- Graduate Students
From as far back as Emme can remember, they have been fascinated with the concept of food preparation. Therefore, when the opportunity came for them to choose their undergraduate major, they decided to pursue a degree in Food Chemistry. Through work and further studies, Emme's appreciation for the importance of the provision of safe food has evolved beyond looking at what takes place at the manufacturing stage, to now encompass the linkages demonstrated by the water-food-land-energy nexus. It has become much more evident to them that the sustainability of virtually all economic sectors is inextricably linked to the availability of clean water. This has influenced their decision to pursue a career as well as graduate studies in the field of Environmental Sciences, with a hydrogeochemical focus.
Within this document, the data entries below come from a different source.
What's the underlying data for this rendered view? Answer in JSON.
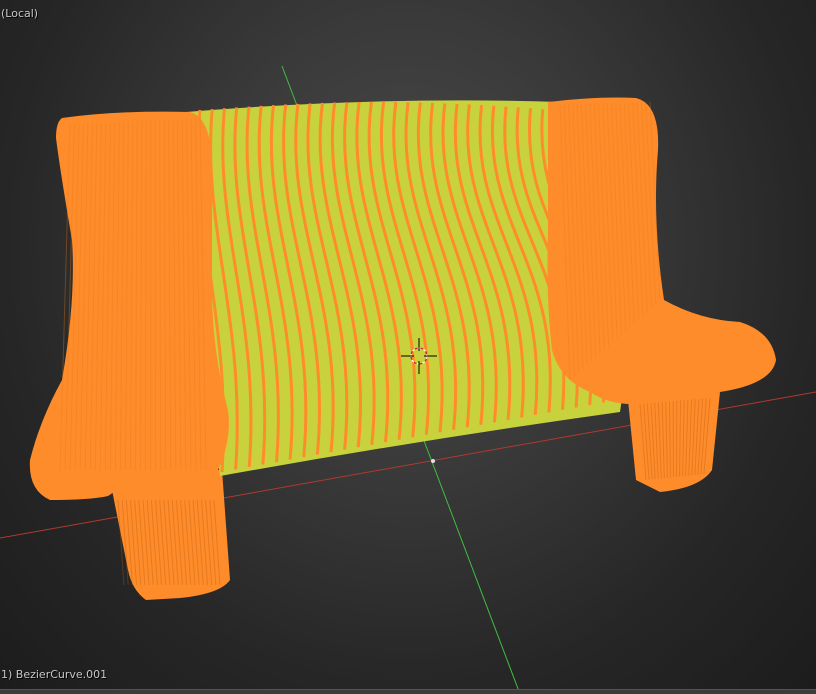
{
  "viewport": {
    "view_label": "(Local)",
    "object_label": "1) BezierCurve.001"
  },
  "colors": {
    "mesh_orange": "#ff8c2a",
    "mesh_yellow": "#c8d23c",
    "axis_x": "#c0392b",
    "axis_y": "#3fbf3f"
  }
}
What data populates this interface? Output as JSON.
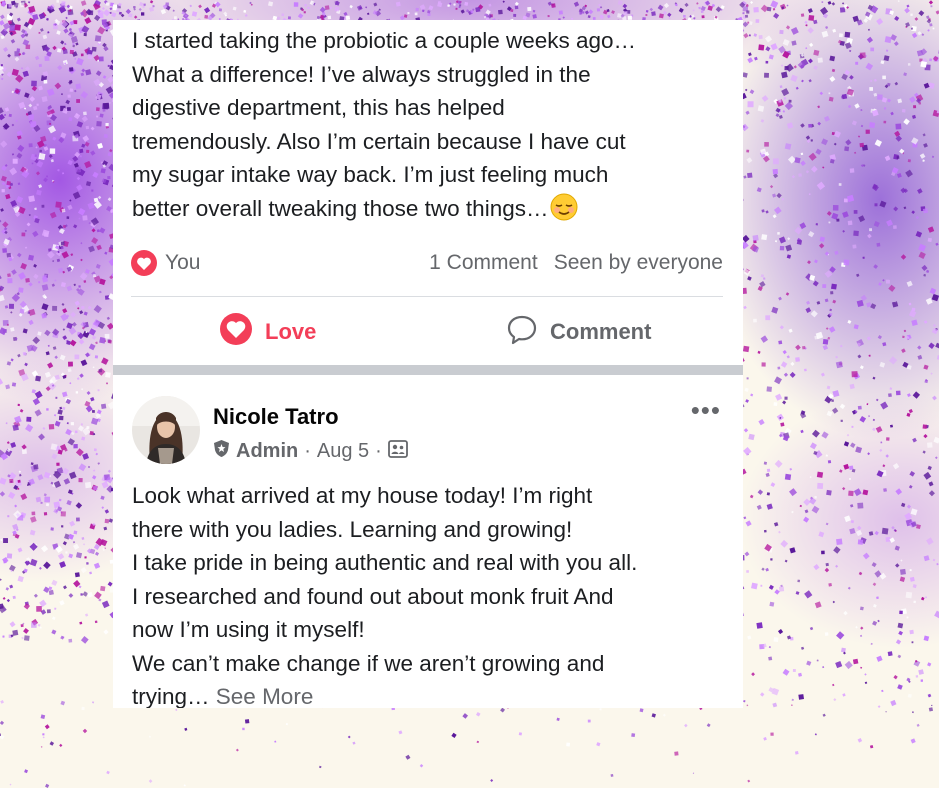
{
  "post_one": {
    "text": "I started taking the probiotic a couple weeks ago…\nWhat a difference! I’ve always struggled in the\ndigestive department, this has helped\ntremendously. Also I’m certain because I have cut\nmy sugar intake way back. I’m just feeling much\nbetter overall tweaking those two things…",
    "emoji_icon": "relieved-face-emoji",
    "reactions": {
      "reactor": "You",
      "comments_count": "1 Comment",
      "seen_by": "Seen by everyone"
    },
    "actions": {
      "love_label": "Love",
      "comment_label": "Comment"
    }
  },
  "post_two": {
    "author": "Nicole Tatro",
    "role": "Admin",
    "separator": "·",
    "date": "Aug 5",
    "more_label": "•••",
    "text": "Look what arrived at my house today! I’m right\nthere with you ladies. Learning and growing!\nI take pride in being authentic and real with you all.\nI researched and found out about monk fruit And\nnow I’m using it myself!\nWe can’t make change if we aren’t growing and\ntrying… ",
    "see_more": "See More"
  },
  "colors": {
    "love_red": "#f33e58",
    "secondary_text": "#65676b",
    "primary_text": "#1c1e21",
    "glitter_purple": "#9b3fe0"
  }
}
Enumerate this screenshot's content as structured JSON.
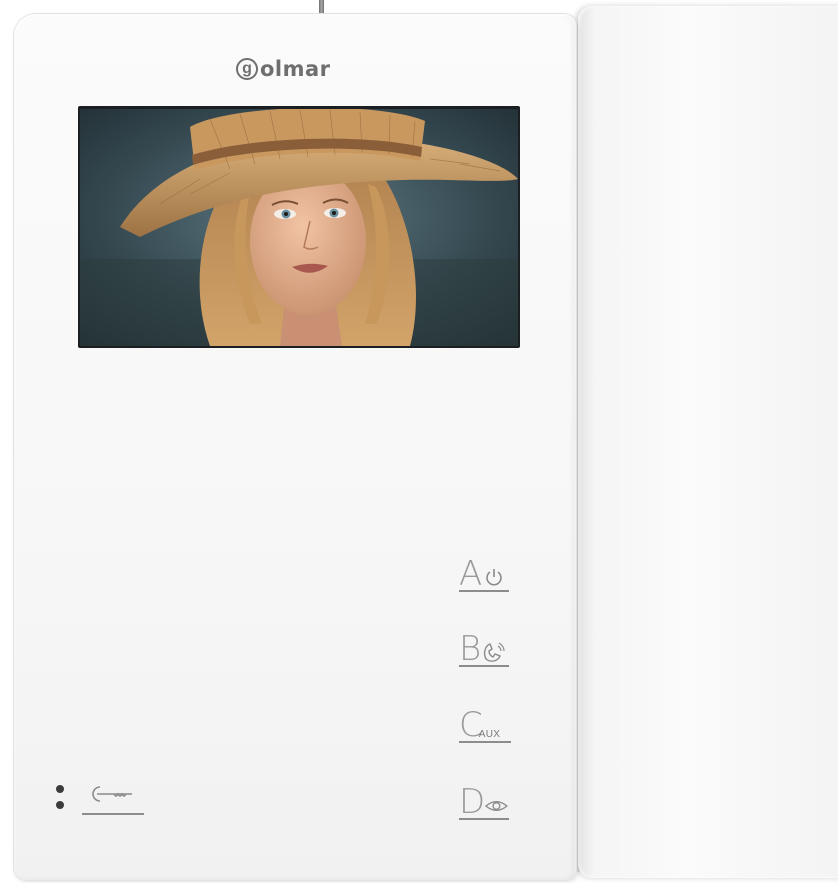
{
  "brand": {
    "logo_mark": "g",
    "logo_text": "olmar"
  },
  "buttons": [
    {
      "letter": "A",
      "icon": "power-icon"
    },
    {
      "letter": "B",
      "icon": "handset-icon"
    },
    {
      "letter": "C",
      "icon": "aux-label",
      "label": "AUX"
    },
    {
      "letter": "D",
      "icon": "camera-eye-icon"
    }
  ],
  "door_release": {
    "icon": "key-icon"
  },
  "leds": 2,
  "screen": {
    "content": "woman-portrait-photo"
  }
}
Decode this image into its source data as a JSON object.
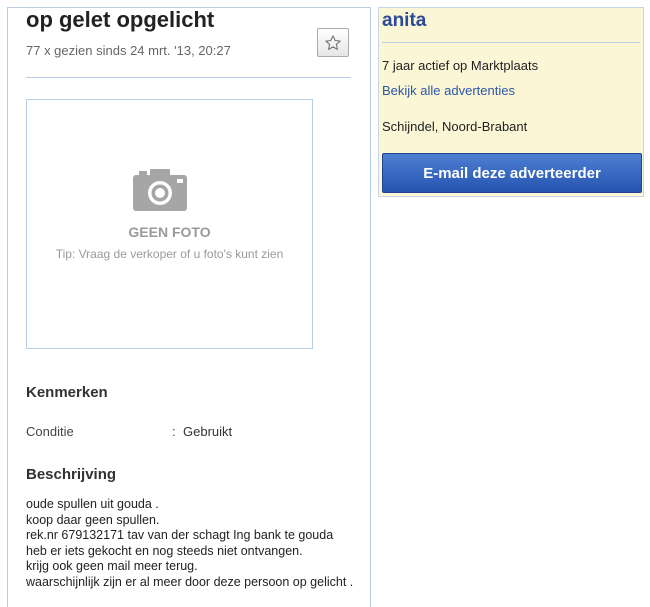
{
  "listing": {
    "title": "op gelet opgelicht",
    "stats": "77 x gezien sinds 24 mrt. '13, 20:27"
  },
  "photo": {
    "no_photo_label": "GEEN FOTO",
    "tip": "Tip: Vraag de verkoper of u foto's kunt zien"
  },
  "attributes": {
    "heading": "Kenmerken",
    "items": [
      {
        "label": "Conditie",
        "separator": ":",
        "value": "Gebruikt"
      }
    ]
  },
  "description": {
    "heading": "Beschrijving",
    "lines": [
      "oude spullen uit gouda .",
      "koop daar geen spullen.",
      "rek.nr 679132171 tav  van der schagt Ing bank te gouda",
      "heb er iets gekocht en nog steeds niet ontvangen.",
      "krijg ook geen mail meer terug.",
      "waarschijnlijk zijn er al meer door deze persoon op gelicht ."
    ]
  },
  "seller": {
    "name": "anita",
    "active": "7 jaar actief op Marktplaats",
    "all_ads_link": "Bekijk alle advertenties",
    "location": "Schijndel, Noord-Brabant",
    "email_button": "E-mail deze adverteerder"
  },
  "icons": {
    "favorite": "star-outline-icon",
    "camera": "camera-icon"
  },
  "colors": {
    "accent_blue": "#2a57a6",
    "button_blue": "#2554b0",
    "seller_card_bg": "#fbf6d6",
    "border_blue": "#b9cde2"
  }
}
Hence, Emme’s thesis was entitled, ‘A Multiple Pathways Approach to Water Quality Analysis: A Study of the Hope River Watershed, Jamaica supervised by Dr. Vaughn Rattray (Department of Chemistry). Their present interest lies in developing effective management systems that will promote sustainability by centering the users of natural resources in decision-making processes. This will promote the protection of the environment and its people, further promoting sustainable development.
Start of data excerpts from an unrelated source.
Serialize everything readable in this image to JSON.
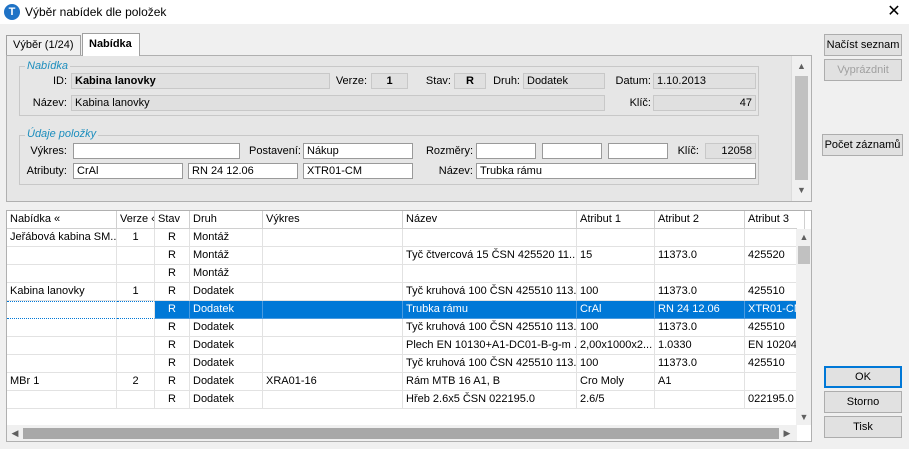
{
  "window": {
    "title": "Výběr nabídek dle položek",
    "app_icon": "T",
    "close": "✕"
  },
  "tabs": [
    {
      "label": "Výběr (1/24)"
    },
    {
      "label": "Nabídka"
    }
  ],
  "nabidka": {
    "legend": "Nabídka",
    "id_label": "ID:",
    "id_value": "Kabina lanovky",
    "verze_label": "Verze:",
    "verze_value": "1",
    "stav_label": "Stav:",
    "stav_value": "R",
    "druh_label": "Druh:",
    "druh_value": "Dodatek",
    "datum_label": "Datum:",
    "datum_value": "1.10.2013",
    "nazev_label": "Název:",
    "nazev_value": "Kabina lanovky",
    "klic_label": "Klíč:",
    "klic_value": "47"
  },
  "polozka": {
    "legend": "Údaje položky",
    "vykres_label": "Výkres:",
    "vykres_value": "",
    "postaveni_label": "Postavení:",
    "postaveni_value": "Nákup",
    "rozmery_label": "Rozměry:",
    "rozmery_values": [
      "",
      "",
      ""
    ],
    "klic_label": "Klíč:",
    "klic_value": "12058",
    "atributy_label": "Atributy:",
    "atributy_values": [
      "CrAl",
      "RN 24 12.06",
      "XTR01-CM"
    ],
    "nazev_label": "Název:",
    "nazev_value": "Trubka rámu"
  },
  "buttons": {
    "nacist": "Načíst seznam",
    "vyprazdnit": "Vyprázdnit",
    "pocet": "Počet záznamů",
    "ok": "OK",
    "storno": "Storno",
    "tisk": "Tisk"
  },
  "grid": {
    "columns": [
      "Nabídka «",
      "Verze «",
      "Stav",
      "Druh",
      "Výkres",
      "Název",
      "Atribut 1",
      "Atribut 2",
      "Atribut 3"
    ],
    "rows": [
      [
        "Jeřábová kabina SM...",
        "1",
        "R",
        "Montáž",
        "",
        "",
        "",
        "",
        ""
      ],
      [
        "",
        "",
        "R",
        "Montáž",
        "",
        "Tyč čtvercová 15 ČSN 425520 11...",
        "15",
        "11373.0",
        "425520"
      ],
      [
        "",
        "",
        "R",
        "Montáž",
        "",
        "",
        "",
        "",
        ""
      ],
      [
        "Kabina lanovky",
        "1",
        "R",
        "Dodatek",
        "",
        "Tyč kruhová 100 ČSN 425510 113...",
        "100",
        "11373.0",
        "425510"
      ],
      [
        "",
        "",
        "R",
        "Dodatek",
        "",
        "Trubka rámu",
        "CrAl",
        "RN 24 12.06",
        "XTR01-CM"
      ],
      [
        "",
        "",
        "R",
        "Dodatek",
        "",
        "Tyč kruhová 100 ČSN 425510 113...",
        "100",
        "11373.0",
        "425510"
      ],
      [
        "",
        "",
        "R",
        "Dodatek",
        "",
        "Plech EN 10130+A1-DC01-B-g-m ...",
        "2,00x1000x2...",
        "1.0330",
        "EN 10204"
      ],
      [
        "",
        "",
        "R",
        "Dodatek",
        "",
        "Tyč kruhová 100 ČSN 425510 113...",
        "100",
        "11373.0",
        "425510"
      ],
      [
        "MBr 1",
        "2",
        "R",
        "Dodatek",
        "XRA01-16",
        "Rám MTB 16 A1, B",
        "Cro Moly",
        "A1",
        ""
      ],
      [
        "",
        "",
        "R",
        "Dodatek",
        "",
        "Hřeb 2.6x5 ČSN 022195.0",
        "2.6/5",
        "",
        "022195.0"
      ]
    ],
    "selected_row": 4
  },
  "icons": {
    "up": "▲",
    "down": "▼",
    "left": "◀",
    "right": "▶"
  }
}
Emme's work at the Caribbean’s leading environmental consultancy firm, Environmental Solutions Limited (ESL) supported their research. The experience garnered from their employment at ESL has allowed them to become more aware of several of the environmental issues affecting Jamaica. Emme has also become more knowledgeable about how inadequate data, weak legislation, and inefficient enforcement of environmental laws have contributed to environmental degradation in Jamaica. Their master’s thesis, therefore, was their entry point into environmental data management for decision-making. Their focus on the impact of weather and anthropogenic factors on water resources in the Hope River Watershed in Jamaica was approached using chemometrics techniques where they showed the importance of multiple pathways to data analysis. It included the use of water quality indices to assess changes in water quality over time and space.
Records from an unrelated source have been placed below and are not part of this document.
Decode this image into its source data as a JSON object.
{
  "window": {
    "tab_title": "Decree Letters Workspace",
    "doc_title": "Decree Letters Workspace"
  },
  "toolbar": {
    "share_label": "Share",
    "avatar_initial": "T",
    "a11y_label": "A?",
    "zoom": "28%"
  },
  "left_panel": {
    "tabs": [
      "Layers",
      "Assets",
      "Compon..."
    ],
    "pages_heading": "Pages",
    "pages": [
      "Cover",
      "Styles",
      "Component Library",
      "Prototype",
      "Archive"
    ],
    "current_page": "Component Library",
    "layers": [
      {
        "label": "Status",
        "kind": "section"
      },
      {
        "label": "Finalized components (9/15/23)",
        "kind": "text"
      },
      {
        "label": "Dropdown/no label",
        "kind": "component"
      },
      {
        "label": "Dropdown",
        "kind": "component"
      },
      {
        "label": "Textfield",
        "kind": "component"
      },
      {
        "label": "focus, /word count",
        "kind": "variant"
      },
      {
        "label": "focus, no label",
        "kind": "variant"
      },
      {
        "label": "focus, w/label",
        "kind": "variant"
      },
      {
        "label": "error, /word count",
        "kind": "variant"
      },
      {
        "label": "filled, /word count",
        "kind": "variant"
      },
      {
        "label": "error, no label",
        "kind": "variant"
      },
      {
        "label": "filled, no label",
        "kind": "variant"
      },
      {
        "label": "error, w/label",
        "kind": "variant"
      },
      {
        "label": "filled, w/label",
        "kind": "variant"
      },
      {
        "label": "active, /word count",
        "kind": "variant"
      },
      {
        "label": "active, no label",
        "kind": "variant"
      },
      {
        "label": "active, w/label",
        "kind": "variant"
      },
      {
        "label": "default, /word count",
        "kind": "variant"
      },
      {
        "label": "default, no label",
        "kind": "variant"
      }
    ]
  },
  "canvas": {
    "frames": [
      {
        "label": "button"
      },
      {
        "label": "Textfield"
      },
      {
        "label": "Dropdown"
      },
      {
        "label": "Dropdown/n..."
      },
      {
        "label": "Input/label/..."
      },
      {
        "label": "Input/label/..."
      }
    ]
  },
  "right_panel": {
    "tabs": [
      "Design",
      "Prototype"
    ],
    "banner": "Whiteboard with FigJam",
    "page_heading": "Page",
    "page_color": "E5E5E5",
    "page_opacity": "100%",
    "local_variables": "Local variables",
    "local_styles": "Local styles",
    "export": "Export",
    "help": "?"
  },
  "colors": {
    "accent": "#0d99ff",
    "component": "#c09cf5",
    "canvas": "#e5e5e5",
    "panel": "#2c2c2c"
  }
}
Emme's current work includes developing transformative approaches for ensuring equity, inclusion, and justice in environmental decision-making. With interests in human rights and justice, they are focused on assessing environmental policy and development from the lens of historically marginalized populations such as indigenous peoples, women, LGBTQ+, and disabled individuals. Through this, they hope to be integrally involved in the development of effective management systems that promote sustainability by centering the end-users of natural resources at various levels.
Emme was recently awarded a Master of Philosophy degree in Chemistry from the Faculty of Science and Technology, The UWI Mona.